Key factors in ensuring practitioner safety and maintaining practice functionality are discussed by the joint document. In particular, appropriate personal protective equipment (PPE) should be worn by all members of the endoscopy team: gloves, mask, eye shield/goggles, face shields, and gown, but practitioners should also be aware of how to put on and take off PPE appropriately.

“Conservation of PPE is critical. Only essential personnel should be present in cases. Consider extended use or reuse of surgical masks and eye protection in accordance with hospital policies,” the document recommends.

“It is important to address our collective staff needs and institute policies that protect our workforce.” To that end, the document recommends that centers should strategically assign available personnel in order to minimize concomitant exposure of those with similar or unique skill sets. This includes the use of nonphysician practitioners and fellows that cannot participate in cases for screening and triaging patients, or performing virtual visits.

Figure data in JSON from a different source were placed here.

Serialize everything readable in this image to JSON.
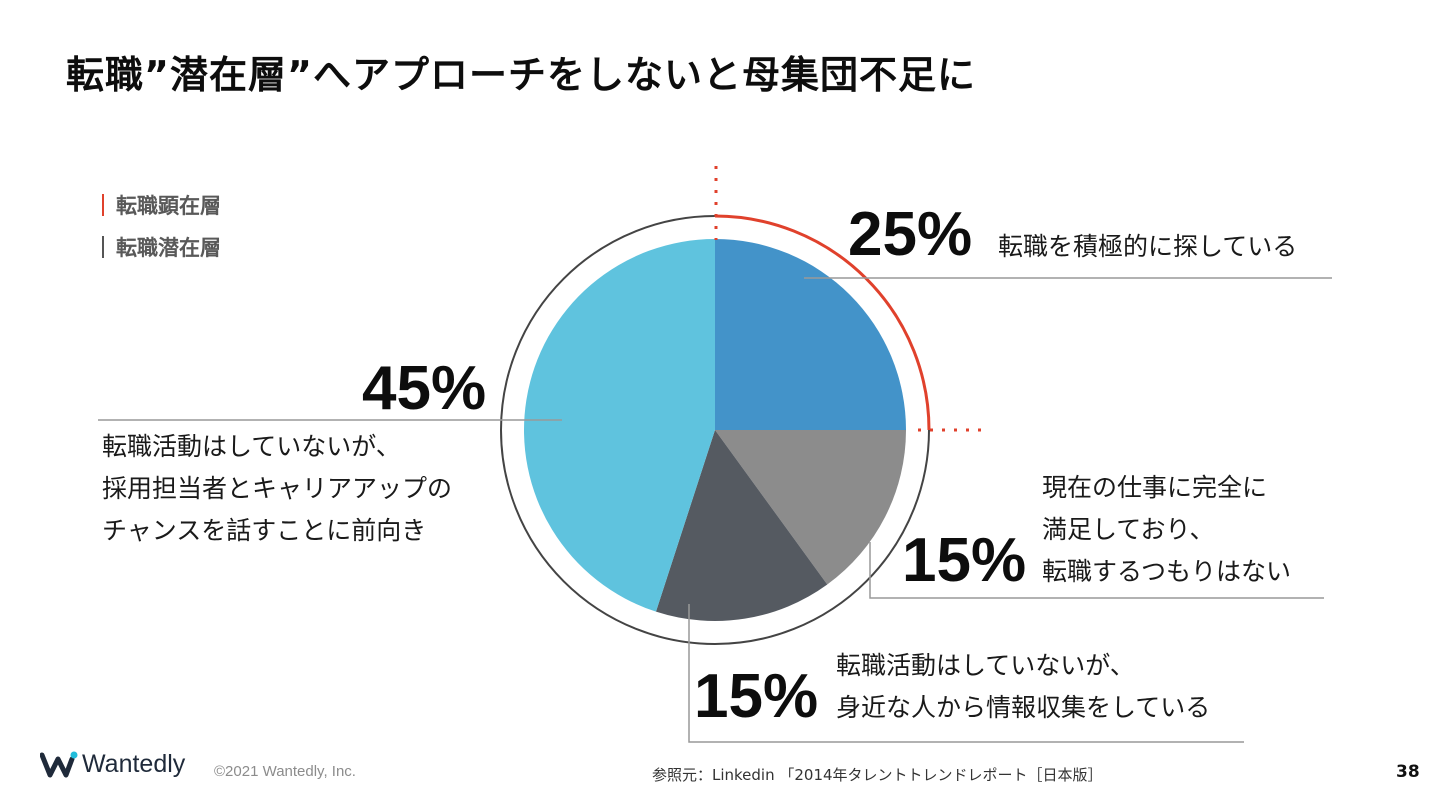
{
  "title": "転職”潜在層”へアプローチをしないと母集団不足に",
  "legend": [
    {
      "label": "転職顕在層",
      "color": "#e0412c"
    },
    {
      "label": "転職潜在層",
      "color": "#555555"
    }
  ],
  "chart_data": {
    "type": "pie",
    "title": "転職”潜在層”へアプローチをしないと母集団不足に",
    "slices": [
      {
        "percent": 25,
        "label": "25%",
        "lines": [
          "転職を積極的に探している"
        ],
        "color": "#4393c9",
        "group": "転職顕在層"
      },
      {
        "percent": 15,
        "label": "15%",
        "lines": [
          "現在の仕事に完全に",
          "満足しており、",
          "転職するつもりはない"
        ],
        "color": "#8c8c8c",
        "group": "転職潜在層"
      },
      {
        "percent": 15,
        "label": "15%",
        "lines": [
          "転職活動はしていないが、",
          "身近な人から情報収集をしている"
        ],
        "color": "#555a61",
        "group": "転職潜在層"
      },
      {
        "percent": 45,
        "label": "45%",
        "lines": [
          "転職活動はしていないが、",
          "採用担当者とキャリアアップの",
          "チャンスを話すことに前向き"
        ],
        "color": "#5fc3de",
        "group": "転職潜在層"
      }
    ],
    "start": "12 o'clock",
    "direction": "clockwise"
  },
  "footer": {
    "logo_text": "Wantedly",
    "copyright": "©2021 Wantedly, Inc.",
    "source": "参照元：Linkedin 「2014年タレントトレンドレポート［日本版］",
    "page_number": "38"
  }
}
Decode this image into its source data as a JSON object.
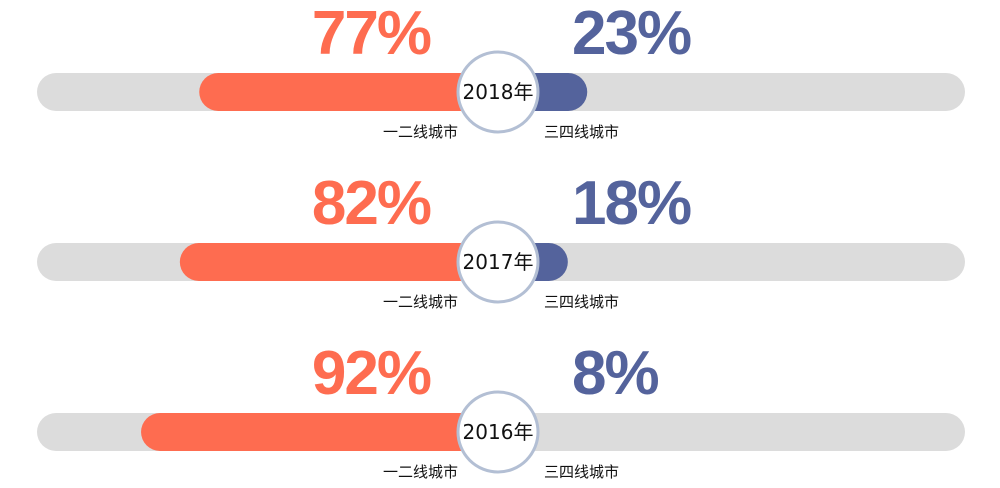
{
  "colors": {
    "left": "#fe6c50",
    "right": "#54639c",
    "track": "#dcdcdc",
    "circle_stroke": "#b3bfd4",
    "label": "#111111"
  },
  "chart_data": {
    "type": "bar",
    "orientation": "horizontal-diverging",
    "categories": [
      "2018年",
      "2017年",
      "2016年"
    ],
    "series": [
      {
        "name": "一二线城市",
        "values": [
          77,
          82,
          92
        ],
        "value_labels": [
          "77%",
          "82%",
          "92%"
        ]
      },
      {
        "name": "三四线城市",
        "values": [
          23,
          18,
          8
        ],
        "value_labels": [
          "23%",
          "18%",
          "8%"
        ]
      }
    ],
    "unit": "%",
    "xlim": [
      0,
      100
    ]
  }
}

Coming at a time of pandemic, when gastrointestinal symptoms have been recognized as a more common symptom of COVID-19 than previously expected and liver damage has been noted as a potential repercussion of SARS-CoV-2 infection, these clinical insights provide a template for gastroenterologists and related professionals for dealing with their patients and keeping themselves safe under dramatically changed circumstances.

The partnered organizations, AASLD, ACG, AGA, and ASGE, are committed to providing updated COVID-19 information as appropriate. However: “Given the evolving and fluid nature of the situation, institutions, hospitals and clinics have also been formulating their own local guidelines, so we urge you to follow the evolving CDC recommendations and your local requirements,” according to the AGA website announcement.

In addition to the joint communication, the society websites each offer additional COVID-19 information. The AGA practice updates on the COVID-19 webpage provides information about announcements, such as the cancellation of Digestive Disease Week® in May, a location for AGA members to discuss their COVID-19 experiences and share advice, and links to the CDC COVID-19 updates.